Numbers – a Photo

It may not be an obvious step from Numbers to a graveyard, but it’s not that much of a stretch.

After the name on a gravestone, the next thing you look at is the dates, when was this person born, when did they die.  You can build a story around that information; maybe they died very young, or for their era they lasted a long time.  How extraordinary would it be to see the resting place of a person from the 18th century living into their 80s or 90s?

These photos were taken on one of the cemeteries in  Ashfield, Mass.  In its past Ashfield was a Puritan town, and the stones reveal that history.  There’s nothing fancy about any of them – just the basic information, name and dates, maybe a family relationship, and a resigned little aphorism – ‘My work is done’.

There are some splendid names on the stones, although many are worn away after years of exposure to the harsh weather; but they reveal the Puritan heritage, like Thankful, Humble, Clemency and Comfort, indicating either the frame of mind of the parents, or their future expectations at the delivery of a child.

Every society has their own way of commemorating the burial places of their dead.

One of the places I found endlessly fascinating when I lived in Moscow was the Novodevichy Cemetery.  It is the burial ground for the great and the good from the Soviet era (and some from a little earlier) who weren’t quite important enough to make it into the Kremlin Wall.
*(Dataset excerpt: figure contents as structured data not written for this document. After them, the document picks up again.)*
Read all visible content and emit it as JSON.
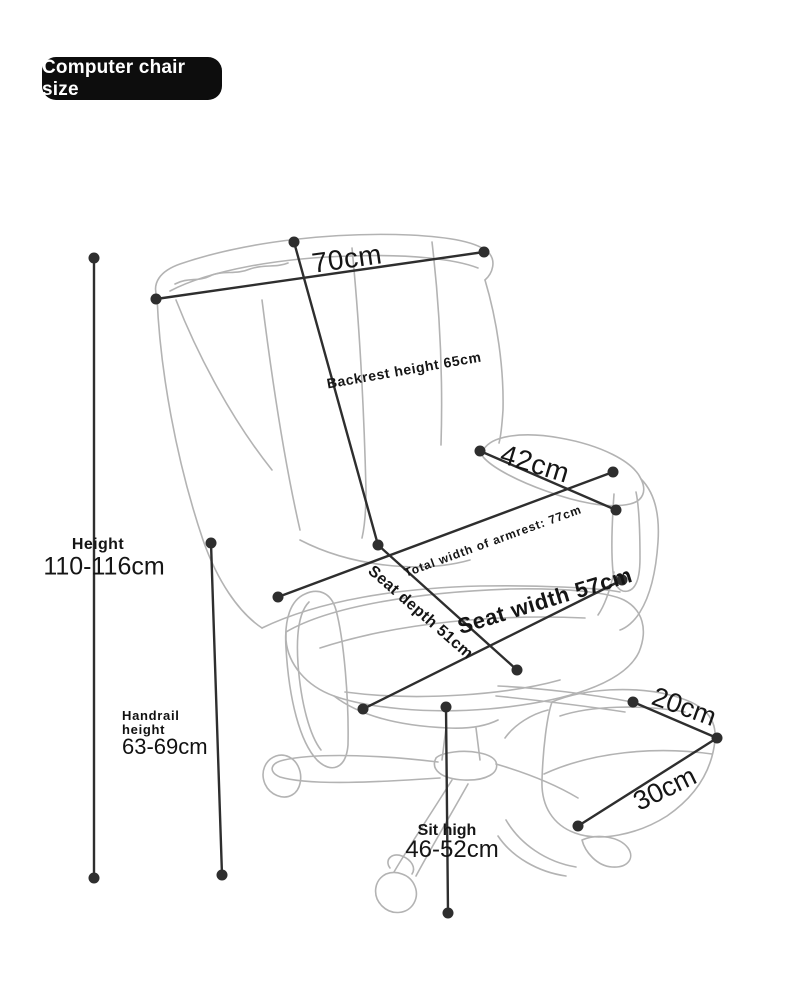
{
  "badge": {
    "label": "Computer chair size"
  },
  "colors": {
    "background": "#ffffff",
    "badge_bg": "#0d0d0d",
    "badge_text": "#ffffff",
    "dimension_line": "#2e2e2e",
    "artwork_line": "#b3b3b3",
    "label_text": "#151515"
  },
  "labels": {
    "top_width": "70cm",
    "backrest_height": "Backrest height 65cm",
    "armrest_length": "42cm",
    "armrest_total_width": "Total width of armrest: 77cm",
    "seat_depth": "Seat depth 51cm",
    "seat_width": "Seat width 57cm",
    "height_title": "Height",
    "height_value": "110-116cm",
    "handrail_title_line1": "Handrail",
    "handrail_title_line2": "height",
    "handrail_value": "63-69cm",
    "sit_high_title": "Sit high",
    "sit_high_value": "46-52cm",
    "footrest_depth": "20cm",
    "footrest_width": "30cm"
  }
}
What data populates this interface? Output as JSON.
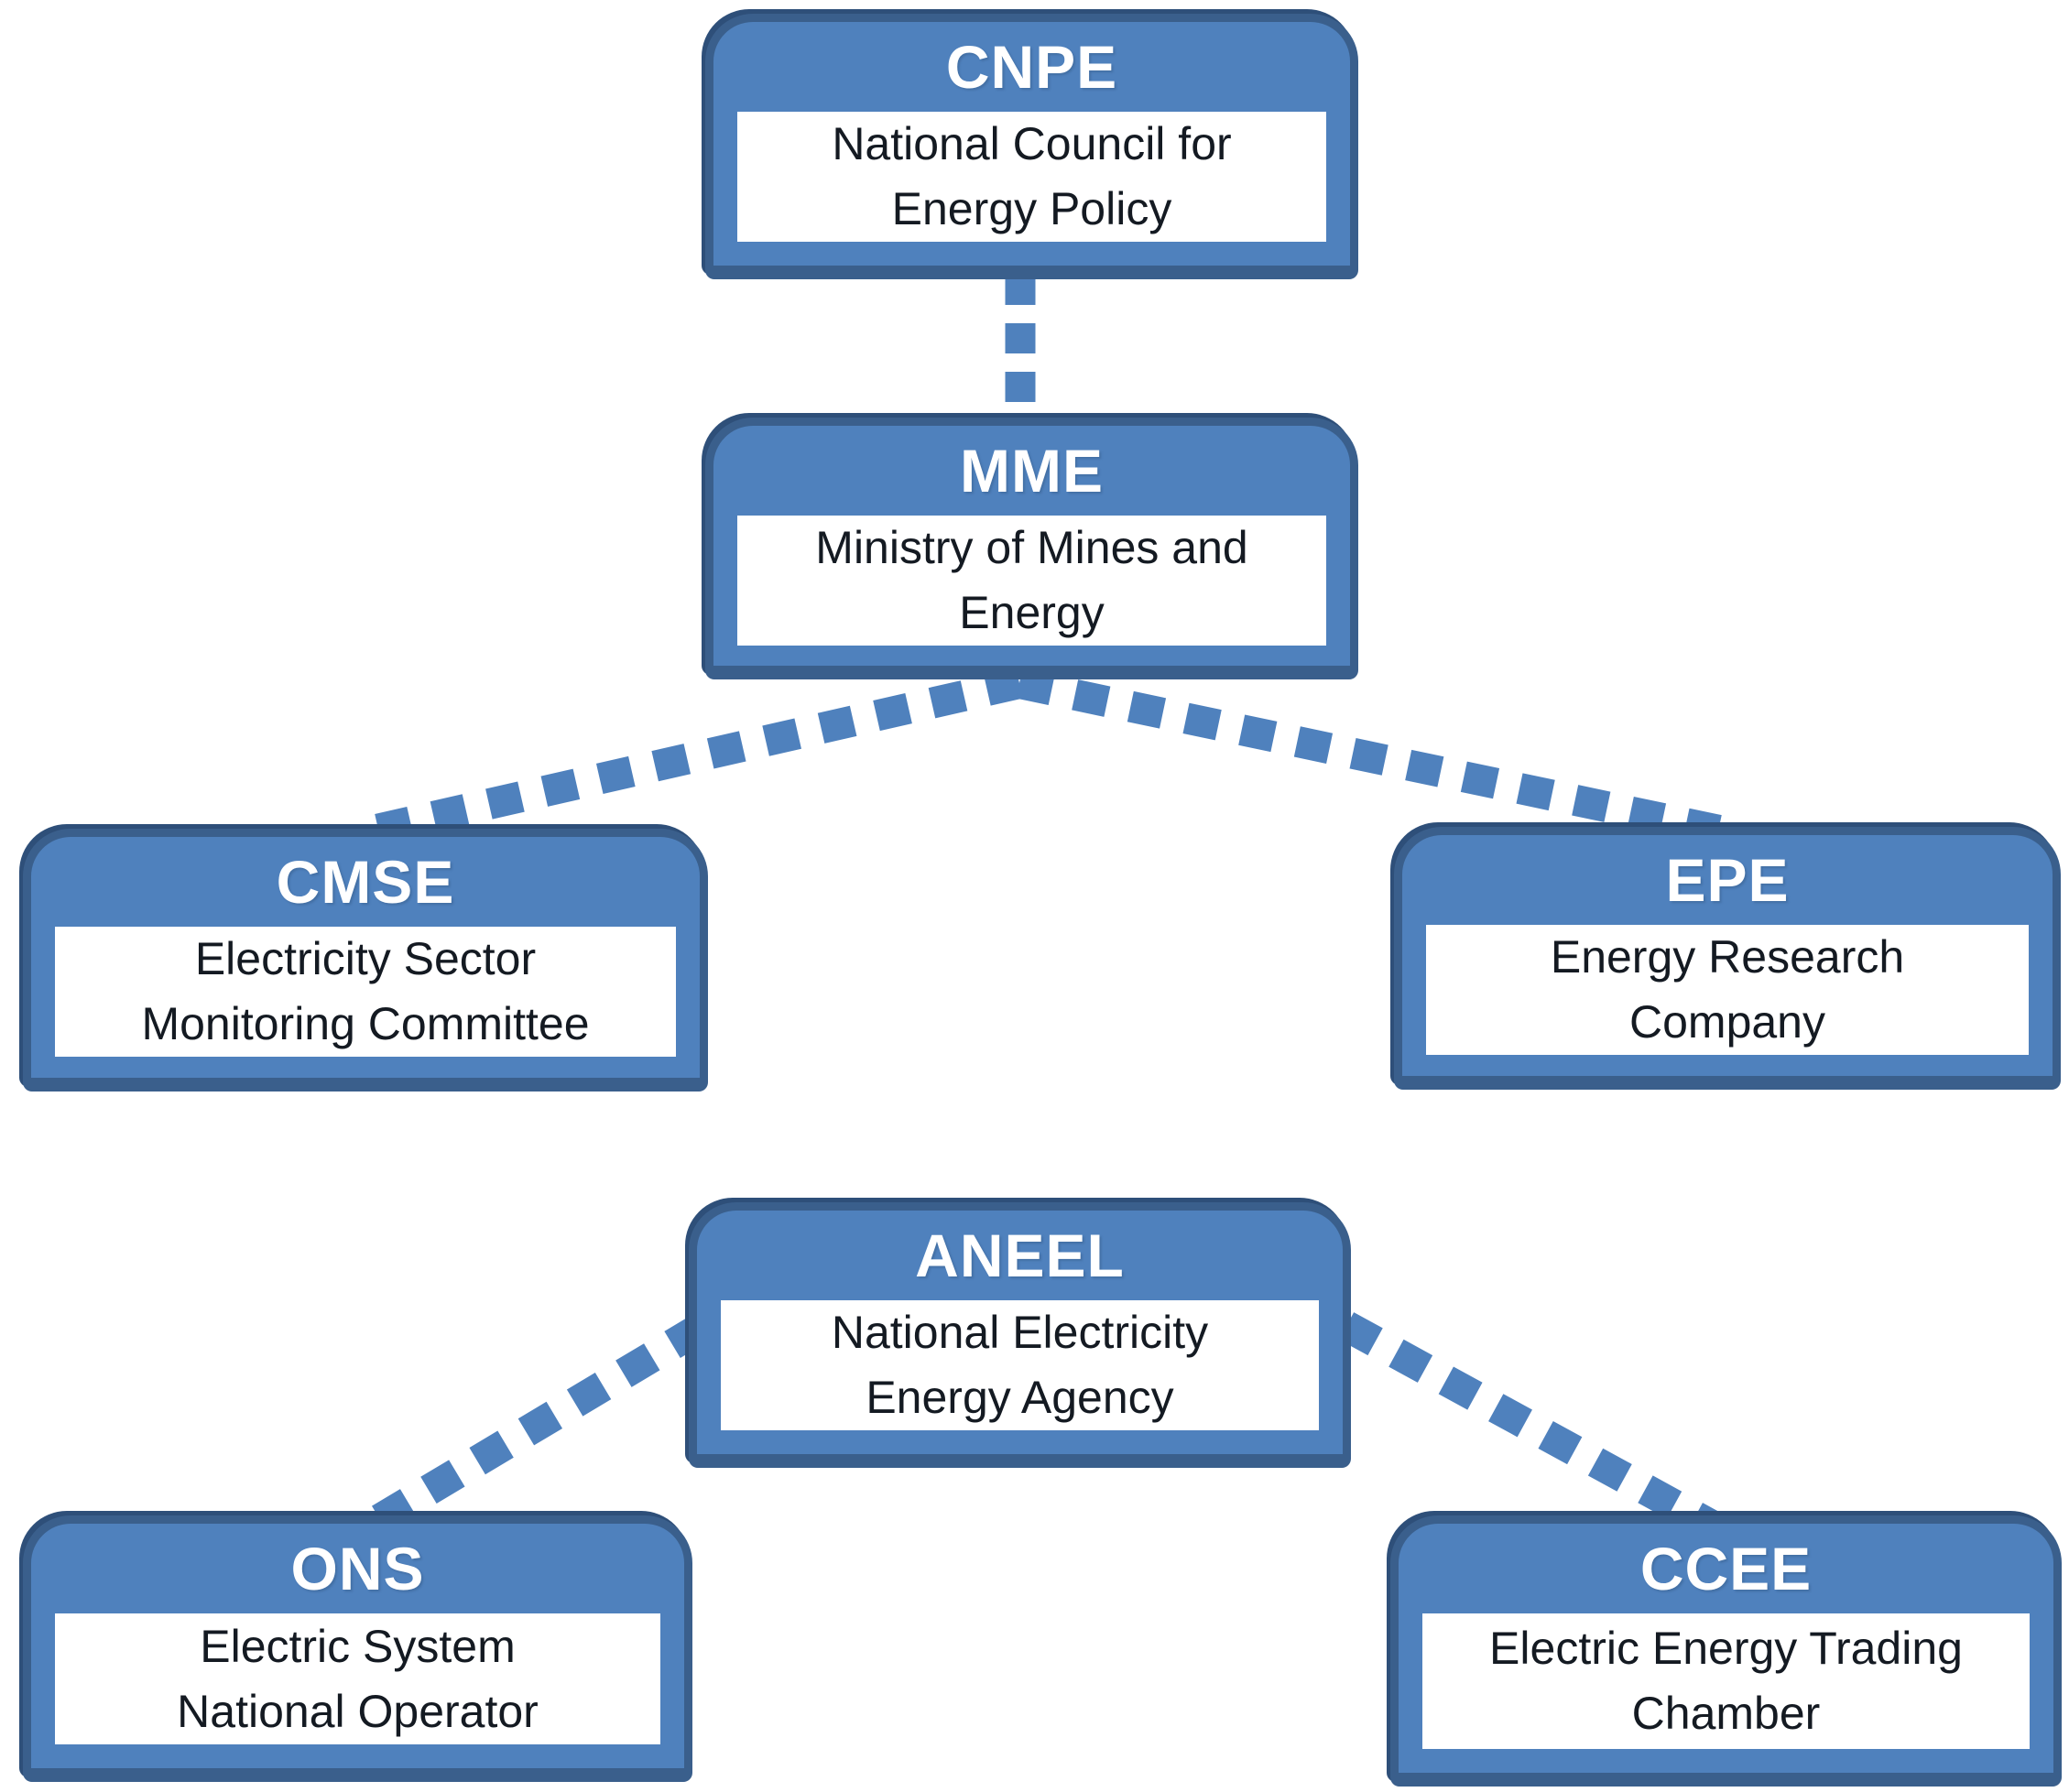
{
  "diagram": {
    "type": "org-chart",
    "nodes": [
      {
        "id": "cnpe",
        "acronym": "CNPE",
        "name_line1": "National Council for",
        "name_line2": "Energy Policy"
      },
      {
        "id": "mme",
        "acronym": "MME",
        "name_line1": "Ministry of Mines and",
        "name_line2": "Energy"
      },
      {
        "id": "cmse",
        "acronym": "CMSE",
        "name_line1": "Electricity Sector",
        "name_line2": "Monitoring Committee"
      },
      {
        "id": "epe",
        "acronym": "EPE",
        "name_line1": "Energy Research",
        "name_line2": "Company"
      },
      {
        "id": "aneel",
        "acronym": "ANEEL",
        "name_line1": "National Electricity",
        "name_line2": "Energy Agency"
      },
      {
        "id": "ons",
        "acronym": "ONS",
        "name_line1": "Electric System",
        "name_line2": "National Operator"
      },
      {
        "id": "ccee",
        "acronym": "CCEE",
        "name_line1": "Electric Energy Trading",
        "name_line2": "Chamber"
      }
    ],
    "edges": [
      {
        "from": "CNPE",
        "to": "MME",
        "style": "dashed"
      },
      {
        "from": "MME",
        "to": "CMSE",
        "style": "dashed"
      },
      {
        "from": "MME",
        "to": "EPE",
        "style": "dashed"
      },
      {
        "from": "ANEEL",
        "to": "ONS",
        "style": "dashed"
      },
      {
        "from": "ANEEL",
        "to": "CCEE",
        "style": "dashed"
      }
    ],
    "colors": {
      "box_fill": "#4f81bd",
      "box_border": "#3a5f8c",
      "box_bevel": "#2e4f79",
      "header_text": "#ffffff",
      "body_text": "#141a22",
      "connector": "#4f81bd",
      "background": "#ffffff"
    }
  }
}
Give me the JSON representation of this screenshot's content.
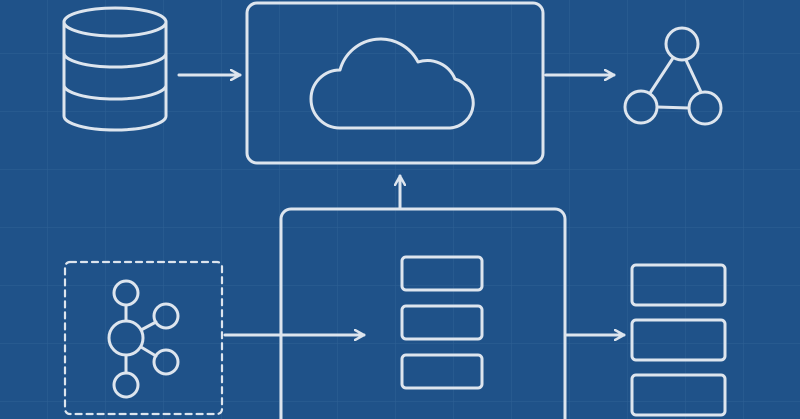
{
  "diagram": {
    "colors": {
      "background": "#1f5289",
      "grid": "#3a6a9c",
      "stroke": "#dde5ee"
    },
    "nodes": [
      {
        "id": "database",
        "icon": "database-icon"
      },
      {
        "id": "cloud-service",
        "icon": "cloud-icon"
      },
      {
        "id": "graph",
        "icon": "graph-network-icon"
      },
      {
        "id": "stream-hub",
        "icon": "hub-network-icon"
      },
      {
        "id": "processing-queue",
        "icon": "queue-stack-icon"
      },
      {
        "id": "output-stack",
        "icon": "stack-icon"
      }
    ],
    "edges": [
      {
        "from": "database",
        "to": "cloud-service"
      },
      {
        "from": "cloud-service",
        "to": "graph"
      },
      {
        "from": "processing-queue",
        "to": "cloud-service"
      },
      {
        "from": "stream-hub",
        "to": "processing-queue"
      },
      {
        "from": "processing-queue",
        "to": "output-stack"
      }
    ]
  }
}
Chekhov is there, near Shostokovich, across the way from Molotov. Khruschev, the only Soviet era leader not to die in office is commemorated by a headstone which is half white stone and half black.

Graves are grouped into sectors and it is possible to see that a spirit of fierce competition survived most of the interred.  In the military section the slabs of marble grow in size as one progresses down the path, the carving more elaborate.  Every one appears to have wanted the military hardware over which they had command in life to be there with them into eternity, so many have tanks or planes depicted on the stones.  My particular favourite had a rocket launcher on top.

I used the Cemetery as the setting for a couple of key scenes in my novel set in Moscow, and I have had to address feedback on the implausibility of there being military hardware in a graveyard, and all I can say is, you’ll have to take my word for it.

One of the reasons that the gravestones and monuments are so elaborate is that together with the competition of the Soviet elite, it was one of the few ways in which sculptors and artists could get paid work, so one can only imagine the escalation of artistic ambition in each commission.

There are myriad stories of artists wreaking sideways revenge against their clients, by adding obscene or unpleasant features, which could only be observed from particular angles, to their work, but I was never able to confirm them.